Je tiens à remercier également la France. Je tiens à remercier le Président du Sénat, les Sénateurs, les Députés français ainsi que les collectivités territoriales françaises sans oublier, bien sûr, les intellectuels, journalistes, éditorialistes, écrivains, pour la préoccupation permanente que vous ave, aussi bien pour le sort du riche patrimoine historique et culturel de l'Artsakh qui se trouve aujourd'hui sous occupation azerbaïdjanaise, que pour la libération des prisonniers de guerre et civils arméniens ou les droits fondamentaux des réfugiés et déportés d'Artsakh.

La position clairement exprimée par la France et sa solidarité exceptionnelle au peuple arménien, durant la guerre comme après la guerre, sont un réconfort immense pour nous en cette période difficile.

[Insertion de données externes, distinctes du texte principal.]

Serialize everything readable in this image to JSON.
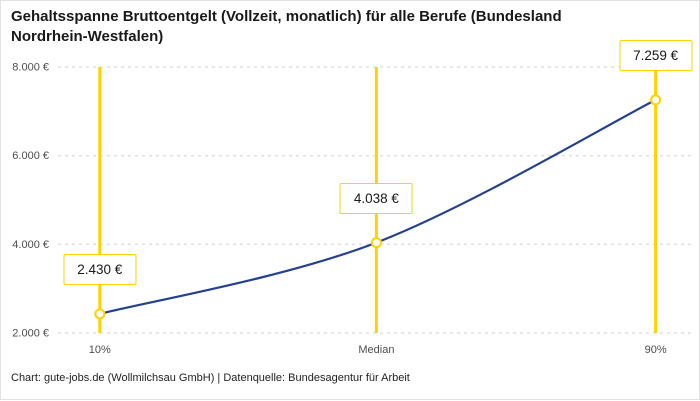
{
  "title": "Gehaltsspanne Bruttoentgelt (Vollzeit, monatlich) für alle Berufe (Bundesland Nordrhein-Westfalen)",
  "footer": "Chart: gute-jobs.de (Wollmilchsau GmbH) | Datenquelle: Bundesagentur für Arbeit",
  "chart_data": {
    "type": "line",
    "categories": [
      "10%",
      "Median",
      "90%"
    ],
    "values": [
      2430,
      4038,
      7259
    ],
    "value_labels": [
      "2.430 €",
      "4.038 €",
      "7.259 €"
    ],
    "title": "Gehaltsspanne Bruttoentgelt (Vollzeit, monatlich) für alle Berufe (Bundesland Nordrhein-Westfalen)",
    "xlabel": "",
    "ylabel": "",
    "ylim": [
      2000,
      8000
    ],
    "yticks": [
      2000,
      4000,
      6000,
      8000
    ],
    "ytick_labels": [
      "2.000 €",
      "4.000 €",
      "6.000 €",
      "8.000 €"
    ],
    "grid": "dashed-horizontal",
    "legend": "none",
    "colors": {
      "line": "#24418e",
      "accent": "#ffd200",
      "text": "#191919",
      "tick_text": "#4d4d4d",
      "grid": "#d0d0d0"
    }
  }
}
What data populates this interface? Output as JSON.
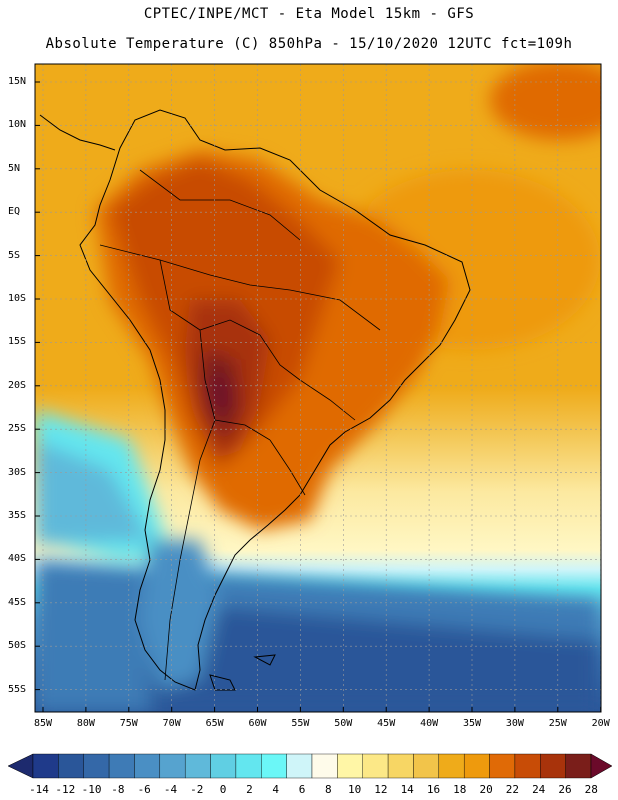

La position des autorités arméniennes a été et demeure très ferme sur la nécessité de reprise du processus pacifique des négociations comme un gage de sécurité et de paix durable dans notre région, de même que sur la nécessité impérieuse de clarifier le statut du Haut-Karabagh.

La propagande de haine anti-arménienne, orchestrée par les hautes autorités azerbaïdjanaises dont témoignent les déclarations officielles ou les manifestations telles que l'inauguration, en plein centre de Bakou, d'un square avec des trophées où sont humiliés les prisonniers de guerre arméniens, la multiplication des actes d'agression contre l'Artsakh et l'Arménie, la politique de terreur et les exécutions répétées de civils ne font que mettre en évidence le fait qu'une existence physique et identitaire est inenvisageable pour des Arméniens sur les territoires contrôlés par l'Azerbaïdjan. Aucun Arménien ne vit aujourd'hui sur les territoires contrôlés par l'Azerbaïdjan depuis la fin de la guerre de 44 jours. C'est ce qu'on s'appelle une épuration ethnique.

Bien sûr, nous saluons l'implication de la France en tant que pays ami et, parallèlement, coprésident du groupe de Minsk dans les négociations pour un règlement politique du conflit au Haut-Karabagh. Je salue à ce titre la rencontre des coprésidents qui s'est déroulée à Paris, le 10 novembre dernier, à l'initiative de la partie française.

Ces initiatives engageantes du Sénat français s'inscrivent dans une longue et riche tradition d'amitié entre nos peuples et de relations bilatérales franco-arméniennes privilégiées dont nous fêterons bientôt le 30 ème anniversaire. Dans ces relations, les échanges et la coopération interparlementaire occupent une place centrale.

La tenue d'élections parlementaires justes et transparentes en Arménie, cette année, dans un contexte d'après-guerre est venue réaffirmer la détermination du peuple et des autorités arméniennes de construire une démocratie.

C'est avec satisfaction que nous pouvons constater que, dorénavant, la formation des autorités publiques issues de la volonté du peuple s'ancre dans la culture politique en Arménie et nous ferons tout ce qui est en notre pouvoir pour que ces processus démocratiques soient irréversibles à l'avenir. C'est la seule voix menant réellement vers la démocratie et le développement de notre pays.

Chers amis, hier, j'ai eu l'honneur de signer avec le Président Larcher une convention de coopération entre le Sénat de la République française et l'Assemblée nationale de la République d'Arménie. Je suis certain que cette convention donnera un nouvel élan à l'action des groupes d'amitié au sein de nos parlements, à nos échanges interparlementaires en général et sera un vecteur important de relations franco-arméniennes privilégiées.

Chers amis, tous les jours sans relâche, nous devons y travailler, inspirés des leçons que l'Histoire nous donne à profusion et impatients d'un avenir commun que nous voulons radieux et plein de nouveaux espoirs. Nous sommes fiers d'avoir l'honneur d'en être les ouvriers. Je vous en remercie.